The journey starts here.
Setbacks & Lessons
Ongoing
Setbacks
What Went Wrong (And What We Learned)
- OONO relay modules + ESP32 = incompatible. Relays need 4-6.5V signal; ESP32 outputs 3.3V. Wasted a session troubleshooting. Lesson: Check signal voltage compatibility BEFORE wiring. Fix: Switched to MOSFET trigger modules (3.3V compatible).
- JQML linear actuators too slow for earthquake simulation. High torque, very low speed. Can't oscillate at earthquake frequencies. Lesson: Actuator speed matters more than force for dynamic simulation. Fix: Shelved for VFML/slow-correction roles. Redesigned shake table with NEMA 23 steppers.

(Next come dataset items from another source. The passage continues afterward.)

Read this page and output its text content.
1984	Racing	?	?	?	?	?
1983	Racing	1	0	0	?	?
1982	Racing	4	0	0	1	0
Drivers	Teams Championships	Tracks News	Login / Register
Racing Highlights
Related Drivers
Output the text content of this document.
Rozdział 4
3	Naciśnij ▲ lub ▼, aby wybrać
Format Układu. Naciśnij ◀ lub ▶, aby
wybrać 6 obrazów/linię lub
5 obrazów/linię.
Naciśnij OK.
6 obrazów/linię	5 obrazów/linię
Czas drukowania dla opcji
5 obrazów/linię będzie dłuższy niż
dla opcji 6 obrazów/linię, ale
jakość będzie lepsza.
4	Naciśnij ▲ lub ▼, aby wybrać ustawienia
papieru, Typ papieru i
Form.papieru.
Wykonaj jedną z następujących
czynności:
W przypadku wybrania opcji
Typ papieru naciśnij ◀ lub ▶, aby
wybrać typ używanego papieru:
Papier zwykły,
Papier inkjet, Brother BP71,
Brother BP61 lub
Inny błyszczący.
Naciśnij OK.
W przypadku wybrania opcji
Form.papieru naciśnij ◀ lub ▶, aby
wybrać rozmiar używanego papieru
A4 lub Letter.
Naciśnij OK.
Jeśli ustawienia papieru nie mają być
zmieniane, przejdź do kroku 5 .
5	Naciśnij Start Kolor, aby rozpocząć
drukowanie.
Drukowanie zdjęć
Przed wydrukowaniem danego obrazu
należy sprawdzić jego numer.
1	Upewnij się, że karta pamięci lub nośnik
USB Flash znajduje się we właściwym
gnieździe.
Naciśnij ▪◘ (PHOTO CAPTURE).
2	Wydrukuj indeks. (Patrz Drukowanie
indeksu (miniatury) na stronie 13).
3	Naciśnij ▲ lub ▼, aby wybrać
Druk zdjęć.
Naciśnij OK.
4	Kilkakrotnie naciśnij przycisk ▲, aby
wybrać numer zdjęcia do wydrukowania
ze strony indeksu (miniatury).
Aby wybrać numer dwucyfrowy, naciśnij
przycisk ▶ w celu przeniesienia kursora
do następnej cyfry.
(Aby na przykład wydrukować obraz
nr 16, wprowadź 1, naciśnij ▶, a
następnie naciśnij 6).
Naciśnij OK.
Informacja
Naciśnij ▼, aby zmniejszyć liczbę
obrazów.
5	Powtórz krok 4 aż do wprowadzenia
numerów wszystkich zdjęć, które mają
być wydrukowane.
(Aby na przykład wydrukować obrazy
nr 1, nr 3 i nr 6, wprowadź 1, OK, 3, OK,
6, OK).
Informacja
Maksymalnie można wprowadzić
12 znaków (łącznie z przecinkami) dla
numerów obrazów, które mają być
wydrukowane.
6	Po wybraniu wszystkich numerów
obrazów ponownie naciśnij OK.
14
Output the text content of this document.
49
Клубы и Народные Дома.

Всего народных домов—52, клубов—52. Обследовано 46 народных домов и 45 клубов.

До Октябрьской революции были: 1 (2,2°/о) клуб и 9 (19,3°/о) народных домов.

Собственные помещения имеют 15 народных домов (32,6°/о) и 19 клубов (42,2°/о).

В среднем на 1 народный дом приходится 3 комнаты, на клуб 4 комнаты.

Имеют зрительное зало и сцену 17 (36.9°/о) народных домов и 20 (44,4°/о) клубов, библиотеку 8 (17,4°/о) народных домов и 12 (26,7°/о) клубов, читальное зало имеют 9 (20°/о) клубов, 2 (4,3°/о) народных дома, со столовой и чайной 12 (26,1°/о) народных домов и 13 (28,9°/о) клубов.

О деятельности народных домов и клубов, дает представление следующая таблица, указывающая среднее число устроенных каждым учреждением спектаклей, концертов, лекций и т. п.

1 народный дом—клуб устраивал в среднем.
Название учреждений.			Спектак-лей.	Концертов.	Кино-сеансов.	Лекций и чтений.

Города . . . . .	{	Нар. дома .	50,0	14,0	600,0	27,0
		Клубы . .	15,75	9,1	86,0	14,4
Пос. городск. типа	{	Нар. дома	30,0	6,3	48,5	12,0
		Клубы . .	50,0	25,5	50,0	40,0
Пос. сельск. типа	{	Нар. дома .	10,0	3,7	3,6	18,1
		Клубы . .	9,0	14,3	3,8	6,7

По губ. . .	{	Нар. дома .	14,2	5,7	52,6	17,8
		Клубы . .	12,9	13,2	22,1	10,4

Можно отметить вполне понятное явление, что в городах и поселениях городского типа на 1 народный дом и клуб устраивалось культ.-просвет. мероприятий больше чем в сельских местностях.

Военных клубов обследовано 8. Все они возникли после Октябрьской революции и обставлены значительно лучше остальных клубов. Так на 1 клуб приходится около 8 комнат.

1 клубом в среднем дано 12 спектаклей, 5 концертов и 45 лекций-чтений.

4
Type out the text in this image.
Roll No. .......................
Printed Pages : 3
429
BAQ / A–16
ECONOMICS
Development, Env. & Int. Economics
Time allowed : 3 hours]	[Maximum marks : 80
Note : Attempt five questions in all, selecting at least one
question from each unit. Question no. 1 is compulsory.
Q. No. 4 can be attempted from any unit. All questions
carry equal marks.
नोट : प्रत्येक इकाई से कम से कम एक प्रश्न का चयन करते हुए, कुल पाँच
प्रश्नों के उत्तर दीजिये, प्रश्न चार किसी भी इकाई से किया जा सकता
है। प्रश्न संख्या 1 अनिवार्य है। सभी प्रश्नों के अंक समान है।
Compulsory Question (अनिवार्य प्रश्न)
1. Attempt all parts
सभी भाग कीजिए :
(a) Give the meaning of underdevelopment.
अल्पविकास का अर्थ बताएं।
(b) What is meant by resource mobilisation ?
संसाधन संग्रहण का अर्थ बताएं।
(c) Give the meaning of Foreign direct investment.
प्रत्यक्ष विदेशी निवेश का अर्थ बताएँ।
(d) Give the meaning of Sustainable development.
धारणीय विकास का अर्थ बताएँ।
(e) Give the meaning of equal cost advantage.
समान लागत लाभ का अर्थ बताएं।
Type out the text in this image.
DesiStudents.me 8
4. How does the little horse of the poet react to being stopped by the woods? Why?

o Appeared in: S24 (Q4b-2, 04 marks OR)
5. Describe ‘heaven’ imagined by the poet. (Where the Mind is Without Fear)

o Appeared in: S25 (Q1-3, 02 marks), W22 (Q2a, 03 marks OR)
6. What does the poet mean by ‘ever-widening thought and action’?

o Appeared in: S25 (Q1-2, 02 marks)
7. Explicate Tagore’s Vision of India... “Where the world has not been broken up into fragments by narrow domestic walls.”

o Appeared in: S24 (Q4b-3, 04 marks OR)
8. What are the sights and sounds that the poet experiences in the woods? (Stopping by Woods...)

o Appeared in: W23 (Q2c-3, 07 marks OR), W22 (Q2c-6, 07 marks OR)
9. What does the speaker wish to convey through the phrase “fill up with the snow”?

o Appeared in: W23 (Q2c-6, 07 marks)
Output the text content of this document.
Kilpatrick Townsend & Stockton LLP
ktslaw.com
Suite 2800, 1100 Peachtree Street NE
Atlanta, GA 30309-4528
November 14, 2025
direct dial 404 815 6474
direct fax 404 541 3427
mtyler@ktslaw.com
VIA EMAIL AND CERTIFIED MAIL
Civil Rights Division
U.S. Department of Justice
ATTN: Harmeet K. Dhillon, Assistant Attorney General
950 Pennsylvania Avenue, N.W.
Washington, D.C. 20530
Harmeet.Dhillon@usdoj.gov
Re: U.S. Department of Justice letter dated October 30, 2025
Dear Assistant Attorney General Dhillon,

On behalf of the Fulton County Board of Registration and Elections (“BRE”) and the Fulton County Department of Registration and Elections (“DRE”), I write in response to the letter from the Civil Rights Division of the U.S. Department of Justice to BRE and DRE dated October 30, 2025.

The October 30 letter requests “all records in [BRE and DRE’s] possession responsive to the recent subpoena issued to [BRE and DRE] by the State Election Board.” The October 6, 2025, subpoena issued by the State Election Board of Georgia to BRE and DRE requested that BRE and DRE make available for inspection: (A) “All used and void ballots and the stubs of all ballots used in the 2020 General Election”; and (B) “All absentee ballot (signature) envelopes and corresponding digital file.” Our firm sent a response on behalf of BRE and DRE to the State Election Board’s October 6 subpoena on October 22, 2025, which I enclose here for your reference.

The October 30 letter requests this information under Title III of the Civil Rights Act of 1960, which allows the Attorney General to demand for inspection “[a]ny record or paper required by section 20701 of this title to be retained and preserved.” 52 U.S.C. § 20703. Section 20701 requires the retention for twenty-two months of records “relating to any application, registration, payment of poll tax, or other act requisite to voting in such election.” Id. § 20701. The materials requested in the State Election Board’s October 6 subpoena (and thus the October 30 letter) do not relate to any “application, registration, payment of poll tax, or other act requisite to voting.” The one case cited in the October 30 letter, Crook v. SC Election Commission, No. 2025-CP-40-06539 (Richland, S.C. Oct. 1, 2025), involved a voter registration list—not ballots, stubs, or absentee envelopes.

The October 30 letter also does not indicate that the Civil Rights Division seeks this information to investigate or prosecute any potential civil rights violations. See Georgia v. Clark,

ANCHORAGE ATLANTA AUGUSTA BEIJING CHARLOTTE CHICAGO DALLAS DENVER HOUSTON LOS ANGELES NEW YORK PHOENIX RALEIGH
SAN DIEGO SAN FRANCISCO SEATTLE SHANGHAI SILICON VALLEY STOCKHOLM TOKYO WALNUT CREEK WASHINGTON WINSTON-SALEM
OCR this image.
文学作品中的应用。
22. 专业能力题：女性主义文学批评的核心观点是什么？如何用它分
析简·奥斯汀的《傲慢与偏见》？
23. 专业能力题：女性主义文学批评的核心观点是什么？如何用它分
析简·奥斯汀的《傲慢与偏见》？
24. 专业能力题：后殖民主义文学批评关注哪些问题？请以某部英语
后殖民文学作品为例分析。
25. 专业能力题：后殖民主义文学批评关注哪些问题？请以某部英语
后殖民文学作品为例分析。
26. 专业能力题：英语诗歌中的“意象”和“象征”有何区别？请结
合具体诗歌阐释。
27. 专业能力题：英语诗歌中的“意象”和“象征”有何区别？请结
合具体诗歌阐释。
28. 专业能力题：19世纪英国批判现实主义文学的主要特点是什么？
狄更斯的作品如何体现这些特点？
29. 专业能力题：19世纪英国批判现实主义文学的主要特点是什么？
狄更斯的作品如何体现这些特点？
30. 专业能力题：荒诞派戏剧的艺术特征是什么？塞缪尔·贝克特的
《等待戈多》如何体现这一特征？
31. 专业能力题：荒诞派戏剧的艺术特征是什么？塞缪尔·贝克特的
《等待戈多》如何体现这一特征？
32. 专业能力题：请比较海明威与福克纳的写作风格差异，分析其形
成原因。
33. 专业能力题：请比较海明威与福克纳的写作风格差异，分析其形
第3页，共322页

- Miuzei 20kg servos too sluggish for PID correction. 0.16s/60° can't track dynamic loads with momentum. Lesson: Bench test before committing to a design. Fix: Upgraded to Savox SC-1258TG (0.08s/60°).
- SG90 spool walls too thin for 3D printing. JLC3DP rejected first design — 1mm flanges would crack in SLA resin. Lesson: Minimum 2mm walls for SLA. Fix: Redesigned with 2mm flanges, 8mm drum, 14mm flange diameter. Accepted with thin-wall warning.
- Arduino Uno brownout from motor current spike. Driving relay + actuator from Arduino caused resets. Lesson: Separate motor power from logic power. Always.
- TAP Plastics didn't have black HDPE in stock. Ordered white instead. Same material, same strength, just not the color we wanted. Lesson: Cosmetic preferences shouldn't hold up progress.
Every setback pushed us toward a better design. The stepper + belt shake table is far superior to the relay + actuator approach we started with. The Savox servos will outperform the Miuzei by 2×. The MOSFET modules are cleaner than relays. Failures are data.